ATI RN
ATI Comprehensive Exit Exam 2023
1. A nurse is preparing to administer an intermittent enteral feeding to a client who has a gastrostomy tube. Which of the following actions should the nurse take?
- A. Flush the tube with 30 mL of water after feeding
- B. Flush the tube with 10 mL of sterile water before feeding
- C. Place the client in a left lateral position
- D. Place the feeding bag 61 cm (24 in) above the client's abdomen
Correct answer: B
Rationale: Administering an intermittent enteral feeding through a gastrostomy tube requires flushing the tube with 10 mL of sterile water before feeding. This action helps ensure patency and prevents clogging. Choice A is incorrect because flushing after feeding does not address the need for pre-feeding tube flushing. Choice C is unrelated to tube feeding administration. Choice D is incorrect as the height of the feeding bag above the abdomen is typically regulated by healthcare facility policies and is not a universal standard.
2. A nurse is caring for a client who is 1 day postoperative following an open reduction and internal fixation of the right tibia. Which of the following findings should the nurse report to the provider?
- A. Serous drainage on the dressing
- B. Capillary refill of 2 seconds
- C. Heart rate of 88/min
- D. Pallor of the affected extremity
Correct answer: D
Rationale: Pallor of the affected extremity could indicate impaired circulation, such as compromised blood flow to the area, which is crucial to monitor postoperatively. This finding suggests potential vascular compromise or decreased blood supply to the extremity, which is a serious concern and should be reported promptly to the provider for further evaluation and intervention. Serous drainage on the dressing is a normal finding in the immediate postoperative period and does not necessarily indicate a complication requiring immediate provider notification. Capillary refill of 2 seconds is within the normal range (less than 3 seconds) and indicates adequate peripheral perfusion. A heart rate of 88/min is also within the normal range for an adult and is not typically a cause for immediate concern postoperatively.

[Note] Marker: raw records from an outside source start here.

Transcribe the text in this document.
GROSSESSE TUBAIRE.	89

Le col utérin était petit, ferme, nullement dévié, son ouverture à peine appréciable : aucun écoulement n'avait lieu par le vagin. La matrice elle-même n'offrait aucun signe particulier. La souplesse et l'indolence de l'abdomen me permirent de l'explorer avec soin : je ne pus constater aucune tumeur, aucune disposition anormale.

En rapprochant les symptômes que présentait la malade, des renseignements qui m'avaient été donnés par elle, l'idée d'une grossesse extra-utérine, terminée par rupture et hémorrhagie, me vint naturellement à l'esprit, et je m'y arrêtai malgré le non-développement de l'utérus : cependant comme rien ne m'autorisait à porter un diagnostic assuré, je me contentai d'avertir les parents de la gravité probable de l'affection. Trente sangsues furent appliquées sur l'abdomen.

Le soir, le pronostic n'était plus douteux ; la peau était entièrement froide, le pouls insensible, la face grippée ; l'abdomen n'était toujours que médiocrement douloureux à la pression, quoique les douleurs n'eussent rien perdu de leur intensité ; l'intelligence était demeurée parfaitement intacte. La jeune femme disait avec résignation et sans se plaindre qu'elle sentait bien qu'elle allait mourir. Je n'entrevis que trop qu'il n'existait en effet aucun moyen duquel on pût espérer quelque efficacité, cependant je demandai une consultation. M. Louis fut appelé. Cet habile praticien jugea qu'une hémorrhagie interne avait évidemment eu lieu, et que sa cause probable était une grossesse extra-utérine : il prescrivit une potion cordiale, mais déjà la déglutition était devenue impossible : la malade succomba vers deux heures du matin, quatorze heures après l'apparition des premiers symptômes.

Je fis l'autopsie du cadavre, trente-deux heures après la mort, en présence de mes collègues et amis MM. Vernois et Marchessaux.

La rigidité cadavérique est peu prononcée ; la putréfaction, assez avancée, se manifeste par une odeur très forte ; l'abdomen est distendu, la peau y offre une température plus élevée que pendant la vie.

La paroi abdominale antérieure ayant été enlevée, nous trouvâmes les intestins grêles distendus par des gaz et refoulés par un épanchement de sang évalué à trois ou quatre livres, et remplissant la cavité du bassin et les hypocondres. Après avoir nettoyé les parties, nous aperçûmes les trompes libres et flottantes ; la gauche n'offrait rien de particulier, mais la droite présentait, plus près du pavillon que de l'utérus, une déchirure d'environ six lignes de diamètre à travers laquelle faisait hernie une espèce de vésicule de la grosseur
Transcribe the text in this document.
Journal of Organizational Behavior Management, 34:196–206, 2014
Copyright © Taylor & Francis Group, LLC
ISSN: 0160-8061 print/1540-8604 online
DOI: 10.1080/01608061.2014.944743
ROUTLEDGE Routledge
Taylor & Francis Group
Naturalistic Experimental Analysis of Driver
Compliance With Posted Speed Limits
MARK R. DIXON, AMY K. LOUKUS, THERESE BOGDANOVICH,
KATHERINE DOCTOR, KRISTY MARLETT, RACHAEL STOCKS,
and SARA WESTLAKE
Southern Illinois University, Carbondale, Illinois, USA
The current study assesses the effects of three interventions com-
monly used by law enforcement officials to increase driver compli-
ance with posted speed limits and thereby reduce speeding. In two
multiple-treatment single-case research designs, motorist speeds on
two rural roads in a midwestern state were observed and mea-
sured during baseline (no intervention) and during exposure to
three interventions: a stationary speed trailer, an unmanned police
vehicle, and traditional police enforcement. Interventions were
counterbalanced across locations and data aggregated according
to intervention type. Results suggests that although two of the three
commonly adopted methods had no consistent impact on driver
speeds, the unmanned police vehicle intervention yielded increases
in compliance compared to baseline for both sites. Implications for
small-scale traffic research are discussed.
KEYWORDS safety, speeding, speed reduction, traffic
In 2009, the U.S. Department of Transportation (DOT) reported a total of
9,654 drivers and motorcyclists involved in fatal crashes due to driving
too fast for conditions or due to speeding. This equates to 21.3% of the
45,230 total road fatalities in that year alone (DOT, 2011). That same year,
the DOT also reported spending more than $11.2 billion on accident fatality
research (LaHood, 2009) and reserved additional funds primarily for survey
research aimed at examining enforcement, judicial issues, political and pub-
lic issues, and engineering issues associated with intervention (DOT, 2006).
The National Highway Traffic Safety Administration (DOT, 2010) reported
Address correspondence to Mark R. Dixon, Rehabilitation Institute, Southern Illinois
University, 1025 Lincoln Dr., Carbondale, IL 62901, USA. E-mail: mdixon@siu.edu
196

3. A nurse is caring for a client who has chronic obstructive pulmonary disease (COPD) and is experiencing dyspnea. Which of the following actions should the nurse take?
- A. Encourage the client to take deep breaths.
- B. Place the client in a high-Fowler's position.
- C. Administer a bronchodilator.
- D. Administer oxygen at 6 L/min via face mask.
Correct answer: B
Rationale: The correct answer is to place the client in a high-Fowler's position. This position helps improve breathing by expanding the lungs and aiding in better oxygenation. Encouraging the client to take deep breaths may not be effective in managing dyspnea in COPD as it can lead to fatigue. Administering a bronchodilator may be necessary but placing the client in a high-Fowler's position should be the priority. Administering oxygen at 6 L/min via face mask may also be needed, but positioning is the initial intervention to optimize respiratory function.
4. A client has a new diagnosis of hypertension and is being taught about lifestyle changes by a nurse. Which of the following instructions should the nurse include?
- A. Increase your sodium intake to 3,000 mg per day.
- B. Exercise for 30 minutes at least 5 days a week.
- C. Sleep for at least 10 hours each night.
- D. Limit your fluid intake to 1 liter per day.
Correct answer: B
Rationale: The correct answer is B: "Exercise for 30 minutes at least 5 days a week." Regular exercise helps promote cardiovascular health and manage hypertension. Choice A is incorrect because increasing sodium intake is not recommended for hypertension. Choice C is incorrect because while sleep is important, excessive sleep duration is not typically part of hypertension management. Choice D is incorrect because fluid intake should be adequate unless advised otherwise by a healthcare provider.
5. A nurse is providing discharge teaching to a client who has a new prescription for enoxaparin. Which of the following instructions should the nurse include?
- A. Avoid eating spinach while taking this medication.
- B. Massage the injection site after administration.
- C. Administer the injection into the deltoid muscle.
- D. Inject the medication into the abdomen.
Correct answer: D
Rationale: The correct answer is to inject the medication into the abdomen. Enoxaparin should be administered subcutaneously into the abdomen for optimal absorption. Choice A is incorrect as there is no specific interaction between enoxaparin and spinach. Choice B is incorrect as massaging the injection site after administration is not recommended and can increase bruising. Choice C is incorrect as enoxaparin injections should not be administered into the deltoid muscle.